Nature 520 (2015) 571-574.

Hydrogens detected by subatomic resolution protein crystallography in a [NiFe] hydrogenase

Hideaki Ogata^a*, Koji Nishikawa^a, Wolfgang Lubitz^a

^a Max-Plank Institute for Chemical Energy Conversion, Stiftstrasse 34-36, D-45470 Mülheim an der Ruhr, Germany

* Corresponding author: Hideaki Ogata, Max-Plank Institute for Chemical Energy Conversion, Stiftstrasse 34-36, D-45470 Mülheim an der Ruhr, Germany

E-mail: hideaki.ogata@cec.mpg.de
Phone: +49(0)208-306-3508

Abstract

In protein X-ray crystallography the detection of hydrogen atoms is one of the difficult problems. Because they display only weak contributions to diffraction and the quality of the single crystals obtained is often insufficient to obtain sub-Ångström resolution.
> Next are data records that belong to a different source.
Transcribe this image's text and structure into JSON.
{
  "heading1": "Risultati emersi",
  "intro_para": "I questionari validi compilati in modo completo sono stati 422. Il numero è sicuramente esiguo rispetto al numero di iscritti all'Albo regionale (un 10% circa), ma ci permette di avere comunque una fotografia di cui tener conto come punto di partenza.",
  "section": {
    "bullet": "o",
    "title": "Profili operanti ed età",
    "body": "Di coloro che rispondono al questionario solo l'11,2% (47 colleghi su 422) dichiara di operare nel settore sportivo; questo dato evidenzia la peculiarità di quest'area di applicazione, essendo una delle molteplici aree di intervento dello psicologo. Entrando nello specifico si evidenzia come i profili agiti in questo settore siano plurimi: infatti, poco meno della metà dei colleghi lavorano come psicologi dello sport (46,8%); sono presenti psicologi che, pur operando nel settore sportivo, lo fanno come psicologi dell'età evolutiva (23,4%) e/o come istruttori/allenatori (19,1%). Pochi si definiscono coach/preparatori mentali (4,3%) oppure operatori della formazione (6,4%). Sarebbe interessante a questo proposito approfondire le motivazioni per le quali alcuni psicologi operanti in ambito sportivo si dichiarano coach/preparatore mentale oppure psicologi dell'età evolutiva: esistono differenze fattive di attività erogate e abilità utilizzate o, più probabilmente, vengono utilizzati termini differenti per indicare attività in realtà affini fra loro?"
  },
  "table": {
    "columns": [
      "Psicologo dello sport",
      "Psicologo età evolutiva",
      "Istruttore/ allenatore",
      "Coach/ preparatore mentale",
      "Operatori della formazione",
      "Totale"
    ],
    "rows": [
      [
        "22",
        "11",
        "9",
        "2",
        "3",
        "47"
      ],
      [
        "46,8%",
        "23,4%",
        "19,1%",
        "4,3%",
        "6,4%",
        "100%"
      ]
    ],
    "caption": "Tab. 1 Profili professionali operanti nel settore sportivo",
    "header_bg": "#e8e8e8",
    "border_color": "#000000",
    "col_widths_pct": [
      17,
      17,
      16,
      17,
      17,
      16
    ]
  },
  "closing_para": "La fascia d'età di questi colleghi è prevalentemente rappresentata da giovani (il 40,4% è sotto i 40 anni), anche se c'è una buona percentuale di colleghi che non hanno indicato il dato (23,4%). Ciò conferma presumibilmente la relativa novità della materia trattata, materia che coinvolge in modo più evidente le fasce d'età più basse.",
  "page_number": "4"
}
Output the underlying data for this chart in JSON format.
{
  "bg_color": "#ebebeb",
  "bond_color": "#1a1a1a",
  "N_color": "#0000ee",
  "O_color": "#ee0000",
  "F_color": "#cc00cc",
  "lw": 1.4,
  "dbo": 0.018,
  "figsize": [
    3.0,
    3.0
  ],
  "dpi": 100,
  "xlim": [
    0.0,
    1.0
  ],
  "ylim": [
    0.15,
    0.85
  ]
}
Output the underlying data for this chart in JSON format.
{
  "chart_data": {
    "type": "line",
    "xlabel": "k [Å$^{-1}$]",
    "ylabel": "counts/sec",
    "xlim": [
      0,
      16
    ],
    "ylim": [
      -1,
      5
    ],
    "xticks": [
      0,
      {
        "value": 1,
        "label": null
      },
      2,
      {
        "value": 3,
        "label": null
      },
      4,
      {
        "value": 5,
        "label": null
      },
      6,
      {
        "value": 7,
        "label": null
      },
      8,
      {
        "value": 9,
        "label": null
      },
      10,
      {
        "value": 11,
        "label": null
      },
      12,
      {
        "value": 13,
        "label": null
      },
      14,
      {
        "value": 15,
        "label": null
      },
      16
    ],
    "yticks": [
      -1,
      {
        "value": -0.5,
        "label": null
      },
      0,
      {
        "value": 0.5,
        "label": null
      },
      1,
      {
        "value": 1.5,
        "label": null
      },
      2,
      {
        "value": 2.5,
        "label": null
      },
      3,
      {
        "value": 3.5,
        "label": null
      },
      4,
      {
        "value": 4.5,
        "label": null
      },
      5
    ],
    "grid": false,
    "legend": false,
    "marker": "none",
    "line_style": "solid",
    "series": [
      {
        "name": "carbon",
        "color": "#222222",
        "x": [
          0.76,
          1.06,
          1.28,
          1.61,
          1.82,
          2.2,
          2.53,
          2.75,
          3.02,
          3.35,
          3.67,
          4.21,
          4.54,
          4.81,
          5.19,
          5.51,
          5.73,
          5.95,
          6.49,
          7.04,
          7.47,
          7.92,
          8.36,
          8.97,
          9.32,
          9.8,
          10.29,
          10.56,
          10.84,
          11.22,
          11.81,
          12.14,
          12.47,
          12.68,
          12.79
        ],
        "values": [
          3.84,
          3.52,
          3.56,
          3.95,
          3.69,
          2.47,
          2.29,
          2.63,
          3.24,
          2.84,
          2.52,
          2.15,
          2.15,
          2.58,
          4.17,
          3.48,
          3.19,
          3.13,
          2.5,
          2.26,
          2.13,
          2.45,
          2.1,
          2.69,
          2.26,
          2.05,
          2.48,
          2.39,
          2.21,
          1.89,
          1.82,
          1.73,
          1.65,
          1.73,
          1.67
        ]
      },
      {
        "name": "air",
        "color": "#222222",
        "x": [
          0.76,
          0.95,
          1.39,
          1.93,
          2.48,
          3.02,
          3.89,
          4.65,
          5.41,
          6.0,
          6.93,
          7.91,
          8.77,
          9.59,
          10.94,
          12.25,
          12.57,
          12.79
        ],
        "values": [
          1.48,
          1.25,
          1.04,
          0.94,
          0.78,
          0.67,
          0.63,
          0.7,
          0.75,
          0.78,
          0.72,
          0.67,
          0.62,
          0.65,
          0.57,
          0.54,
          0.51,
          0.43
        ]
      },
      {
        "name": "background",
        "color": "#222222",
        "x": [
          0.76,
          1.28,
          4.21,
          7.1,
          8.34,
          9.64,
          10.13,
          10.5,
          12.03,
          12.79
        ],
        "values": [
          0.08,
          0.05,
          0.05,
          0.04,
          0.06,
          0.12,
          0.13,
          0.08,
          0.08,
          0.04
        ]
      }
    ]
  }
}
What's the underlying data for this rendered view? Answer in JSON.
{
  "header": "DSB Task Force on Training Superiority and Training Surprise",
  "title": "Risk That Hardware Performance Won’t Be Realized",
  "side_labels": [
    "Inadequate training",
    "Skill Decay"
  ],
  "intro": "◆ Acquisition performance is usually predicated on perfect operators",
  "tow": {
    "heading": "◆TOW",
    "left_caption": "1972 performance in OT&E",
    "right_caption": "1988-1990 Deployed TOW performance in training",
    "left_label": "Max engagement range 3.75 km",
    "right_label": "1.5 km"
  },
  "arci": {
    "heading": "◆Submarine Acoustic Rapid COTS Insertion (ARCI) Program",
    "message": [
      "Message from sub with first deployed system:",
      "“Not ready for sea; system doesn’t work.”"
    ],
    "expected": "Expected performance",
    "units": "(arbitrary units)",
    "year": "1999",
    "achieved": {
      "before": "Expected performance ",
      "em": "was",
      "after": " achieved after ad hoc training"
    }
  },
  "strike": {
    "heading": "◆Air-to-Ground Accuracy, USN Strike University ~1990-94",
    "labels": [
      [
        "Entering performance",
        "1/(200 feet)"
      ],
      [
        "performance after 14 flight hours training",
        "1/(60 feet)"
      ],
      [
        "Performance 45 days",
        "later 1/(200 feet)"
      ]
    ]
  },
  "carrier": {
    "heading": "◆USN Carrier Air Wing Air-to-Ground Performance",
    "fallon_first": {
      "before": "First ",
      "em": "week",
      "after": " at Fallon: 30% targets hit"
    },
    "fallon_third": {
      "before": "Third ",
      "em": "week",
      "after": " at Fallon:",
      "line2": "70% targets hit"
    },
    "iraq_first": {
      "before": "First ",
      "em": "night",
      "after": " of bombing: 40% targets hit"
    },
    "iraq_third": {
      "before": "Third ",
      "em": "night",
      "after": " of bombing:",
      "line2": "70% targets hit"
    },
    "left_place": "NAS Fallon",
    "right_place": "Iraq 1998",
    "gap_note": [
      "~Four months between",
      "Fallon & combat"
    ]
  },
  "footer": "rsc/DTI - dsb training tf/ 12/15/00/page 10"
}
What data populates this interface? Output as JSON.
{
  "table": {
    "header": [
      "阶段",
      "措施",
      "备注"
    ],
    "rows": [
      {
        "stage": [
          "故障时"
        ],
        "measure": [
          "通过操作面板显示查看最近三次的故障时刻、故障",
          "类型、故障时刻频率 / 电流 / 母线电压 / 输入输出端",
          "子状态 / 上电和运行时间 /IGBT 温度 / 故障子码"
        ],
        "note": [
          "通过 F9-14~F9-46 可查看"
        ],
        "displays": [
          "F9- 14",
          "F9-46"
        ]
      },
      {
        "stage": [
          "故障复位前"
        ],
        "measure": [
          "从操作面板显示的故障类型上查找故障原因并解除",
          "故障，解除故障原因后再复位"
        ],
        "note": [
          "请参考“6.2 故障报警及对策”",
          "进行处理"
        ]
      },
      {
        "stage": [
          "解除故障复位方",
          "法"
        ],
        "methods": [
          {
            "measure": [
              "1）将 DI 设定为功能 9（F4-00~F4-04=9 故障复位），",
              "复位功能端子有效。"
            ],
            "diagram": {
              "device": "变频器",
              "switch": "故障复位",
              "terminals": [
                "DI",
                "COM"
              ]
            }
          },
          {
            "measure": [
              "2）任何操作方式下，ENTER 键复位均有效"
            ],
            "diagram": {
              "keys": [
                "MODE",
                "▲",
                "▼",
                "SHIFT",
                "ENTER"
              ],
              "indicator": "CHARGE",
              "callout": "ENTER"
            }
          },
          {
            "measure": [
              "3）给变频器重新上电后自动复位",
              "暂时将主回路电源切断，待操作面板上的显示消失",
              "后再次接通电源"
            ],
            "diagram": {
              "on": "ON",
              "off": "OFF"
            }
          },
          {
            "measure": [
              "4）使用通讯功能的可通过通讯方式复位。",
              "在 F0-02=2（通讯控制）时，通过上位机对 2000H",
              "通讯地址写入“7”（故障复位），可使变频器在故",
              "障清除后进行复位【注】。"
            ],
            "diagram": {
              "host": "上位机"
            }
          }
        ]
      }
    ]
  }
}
The location of the abundant hydrogens is, however, of key importance for understanding protein structure and function. This is particularly true for the enzyme hydrogenase that reversibly converts dihydrogen to protons and electrons at a metal catalyst. We used a BESSY II (HZB, Berlin) to collect a high quality X-ray diffraction data set that was carefully analyzed. Thus, an ultra-high resolution crystal structure of [NiFe] hydrogenase from Desulfovibrio vulgaris Miyazaki F with 0.89 Å resolution was obtained that provides an extraordinarily detailed picture of the enzyme poised in this specific catalytic state (Ni-R) that has not yet been described but is of central importance in the enzymatic cycle. The high resolution, proper refinement strategy and careful modeling allowed the positioning of a large part of the hydrogen atoms in the structure. This has led to the direct detection of the products of the heterolytic splitting of dihydrogen into a hydride (H^-) bridging the Ni and Fe and a proton (H⁺) attached to the sulfur of a cysteine ligand. The Ni-H^- and Fe-H^- bond lengths were 1.58 Å and 1.78Å, respectively. Furthermore, we could assign the Fe-CO and CN^- ligands at the active site, and could obtain the H-bond networks and the preferred proton transfer pathway in the hydrogenase.